I now know that slumber in a battlefield is the worst choice. This offense destabilizes proper defense and one is left…well, defenseless. This tactless strategy is usually encouraged by adequate housing and bread on the table, further inspired by promises of upward mobility — even if you have to step on a few heads for the swift lift it doesn’t matter. As long as the fat get fatter and are generous enough to throw you a bone when over-consumption has reached its peak, psychopathic sycophants wait patiently, ready to erase the truth that the youth of following generations will surely seek.  This is the world I now wake up to.  A world in middle-class limbo with willing eyes shut tight to this lab experiment of impersonators.  A world with fake hair, fake body parts, fake values…this world is very easy to want to die to.

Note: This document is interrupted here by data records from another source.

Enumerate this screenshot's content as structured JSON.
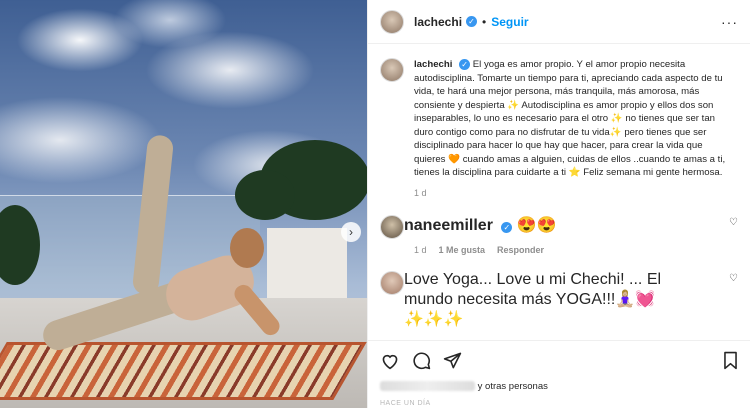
{
  "post": {
    "username": "lachechi",
    "follow_label": "Seguir",
    "dot": "•",
    "more_label": "···",
    "verified_glyph": "✓"
  },
  "caption": {
    "username": "lachechi",
    "text": "El yoga es amor propio. Y el amor propio necesita autodisciplina. Tomarte un tiempo para ti, apreciando cada aspecto de tu vida, te hará una mejor persona, más tranquila, más amorosa, más consiente y despierta ✨ Autodisciplina es amor propio y ellos dos son inseparables, lo uno es necesario para el otro ✨ no tienes que ser tan duro contigo como para no disfrutar de tu vida✨ pero tienes que ser disciplinado para hacer lo que hay que hacer, para crear la vida que quieres 🧡 cuando amas a alguien, cuidas de ellos ..cuando te amas a ti, tienes la disciplina para cuidarte a ti ⭐ Feliz semana mi gente hermosa.",
    "age": "1 d"
  },
  "comments": [
    {
      "username": "naneemiller",
      "text": "😍😍",
      "age": "1 d",
      "likes": "1 Me gusta",
      "reply_label": "Responder"
    },
    {
      "username": "",
      "text": "Love Yoga... Love u mi Chechi! ... El mundo necesita más YOGA!!!🧘🏼‍♀️💓✨✨✨"
    }
  ],
  "likes_text": "y otras personas",
  "posted_label": "HACE UN DÍA",
  "icons": {
    "like": "heart-icon",
    "comment": "comment-icon",
    "share": "share-icon",
    "save": "bookmark-icon",
    "next": "chevron-right-icon"
  }
}
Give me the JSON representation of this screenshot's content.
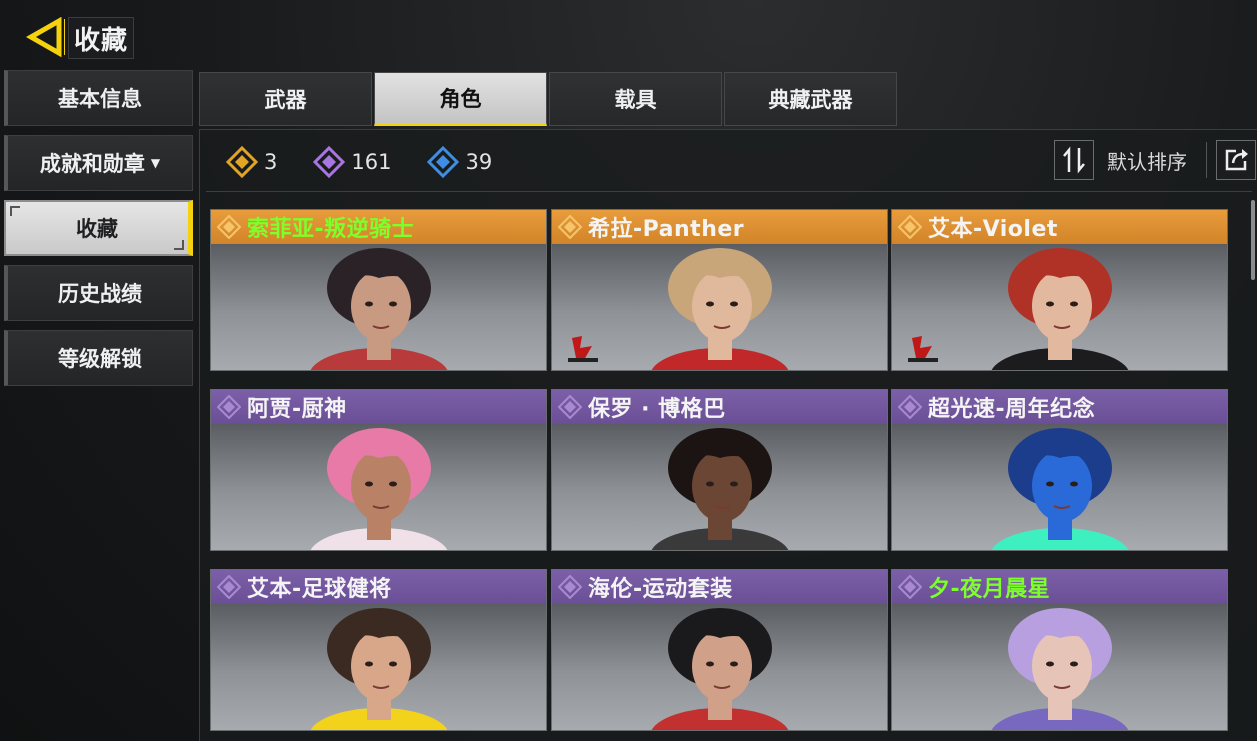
{
  "header": {
    "title": "收藏"
  },
  "sidebar": {
    "items": [
      {
        "label": "基本信息"
      },
      {
        "label": "成就和勋章"
      },
      {
        "label": "收藏"
      },
      {
        "label": "历史战绩"
      },
      {
        "label": "等级解锁"
      }
    ],
    "active_index": 2
  },
  "tabs": [
    {
      "label": "武器"
    },
    {
      "label": "角色"
    },
    {
      "label": "载具"
    },
    {
      "label": "典藏武器"
    }
  ],
  "active_tab": 1,
  "stats": [
    {
      "rarity": "legendary",
      "color": "#e0a526",
      "count": "3"
    },
    {
      "rarity": "epic",
      "color": "#a876e0",
      "count": "161"
    },
    {
      "rarity": "rare",
      "color": "#3f8ee3",
      "count": "39"
    }
  ],
  "sort": {
    "label": "默认排序"
  },
  "cards": [
    {
      "name": "索菲亚-叛逆骑士",
      "rarity": "legendary",
      "head_color": "#e89c3c",
      "name_color_highlight": true,
      "hair": "#2a2226",
      "skin": "#c89a82",
      "accent": "#b83a3a",
      "badge": false
    },
    {
      "name": "希拉-Panther",
      "rarity": "legendary",
      "head_color": "#e89c3c",
      "name_color_highlight": false,
      "hair": "#c9a67a",
      "skin": "#e0b89c",
      "accent": "#c0282a",
      "badge": true
    },
    {
      "name": "艾本-Violet",
      "rarity": "legendary",
      "head_color": "#e89c3c",
      "name_color_highlight": false,
      "hair": "#b03226",
      "skin": "#e2b89e",
      "accent": "#1c1c1e",
      "badge": true
    },
    {
      "name": "阿贾-厨神",
      "rarity": "epic",
      "head_color": "#7b5fa8",
      "name_color_highlight": false,
      "hair": "#e87aa8",
      "skin": "#b98266",
      "accent": "#f0e0e8",
      "badge": false
    },
    {
      "name": "保罗 · 博格巴",
      "rarity": "epic",
      "head_color": "#7b5fa8",
      "name_color_highlight": false,
      "hair": "#1b1412",
      "skin": "#6b4634",
      "accent": "#3a3a3a",
      "badge": false
    },
    {
      "name": "超光速-周年纪念",
      "rarity": "epic",
      "head_color": "#7b5fa8",
      "name_color_highlight": false,
      "hair": "#1c3c8c",
      "skin": "#2a6ad8",
      "accent": "#3ef0c0",
      "badge": false
    },
    {
      "name": "艾本-足球健将",
      "rarity": "epic",
      "head_color": "#7b5fa8",
      "name_color_highlight": false,
      "hair": "#3a2a22",
      "skin": "#d8a688",
      "accent": "#f2d21a",
      "badge": false
    },
    {
      "name": "海伦-运动套装",
      "rarity": "epic",
      "head_color": "#7b5fa8",
      "name_color_highlight": false,
      "hair": "#1a1a1c",
      "skin": "#d0a088",
      "accent": "#c23030",
      "badge": false
    },
    {
      "name": "夕-夜月晨星",
      "rarity": "epic",
      "head_color": "#7b5fa8",
      "name_color_highlight": true,
      "hair": "#b8a0e0",
      "skin": "#e6c4b8",
      "accent": "#7868c0",
      "badge": false
    }
  ]
}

And so I must. To die when already dead is no loss at all.  To live in a free fall on an even plane is no real risk but a statement of true genius. The genius to know that thought is no thought at all as long as it’s connected to fake middle class interests. That degrees and accolades are mere decoration for the manikin posing to be African. That intelligence is a skill, not an agency. That love is an act, not an emotion. This is the genius of the only genius worth having. Death as a recipe for life. This is neither mystical nor biblical, the dialectics are logical. If one lives for the living and dies to the dead (even if the dead is Self) only then is true salvation reached. This is what the Sunday sermon won’t preach but it’s a lesson that must be learned. It is the truth of a generation seeking its mission so as not to betray it.  The reality that change is coming regardless of my ability to conceptualize it. And that even if I tried to believe the lie that demonizes all my real heroic role models and idolizes the evil, spineless lot that graze history books, this will not change the change that comes. It’s in the whirlwinds. It spins to a rhythm that calls One Billion Strong real Africans to rise up and assume their position. It carries within it the hard work of previous generations of freedom fighters who understood more easily what must be woken up.  This is the world I now wake up to. A world in love with real workers, real struggles, real change.

Hey beautiful Black
By Ammirah Khadijah

Hey beautiful black man, come up here, up where? up here where I'm at,where are you? thinking how beautiful you are in your blackness, how colorful you are when we make love, looking into eyes only you and I understand, the White man I'm tired of hearing that shit, all we need is a plan, together we'll make it work, where do I began, there you go what happened to us!